Whichever is the case, to come back to my initial point, Starmer’s strategy is another case where the Brexit project is being attacked based on its implementation rather than its principle. Yes, we can and should take back control, but the Tories have done it wrong! That may be true, but the point is that Labour explicitly buys into the Tory discourse by saying we cannot spend our way out of the Tory mess, which is a very problematic statement given that underinvestment is a key reason for the Tory mess as Richard Murphy points out.
In short, then, we still seem quite a far way off the necessary honesty about the root causes of Brexit to move towards addressing the country’s political and economic problems.
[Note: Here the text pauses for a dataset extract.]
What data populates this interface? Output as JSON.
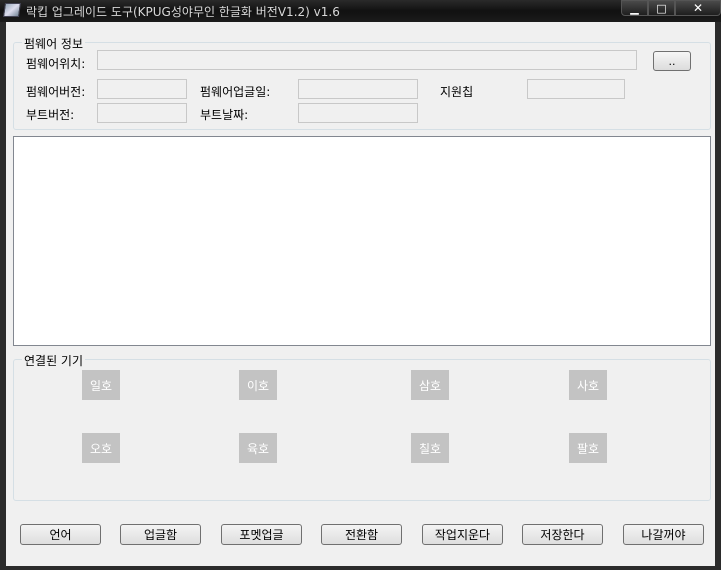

In political terms, if we only focus on pointing out that Brexiters have not delivered what they promised, we reduce the issue to a problem of policy implementation and perhaps competence, rather than exposing the fundamentally dishonest way in which Brexit was achieved. If we do that, Brexiters win that part of the post-Brexit narrative, which will have repercussions for British democracy for generations to come. In economic terms, the ‘culture wars’ are one of the key reasons why these problems are so difficult to tackle, because they prevent the necessary political coalition from emerging. Therefore, winning the culture wars is a key element in making the country ready to ‘move on’ from its current state.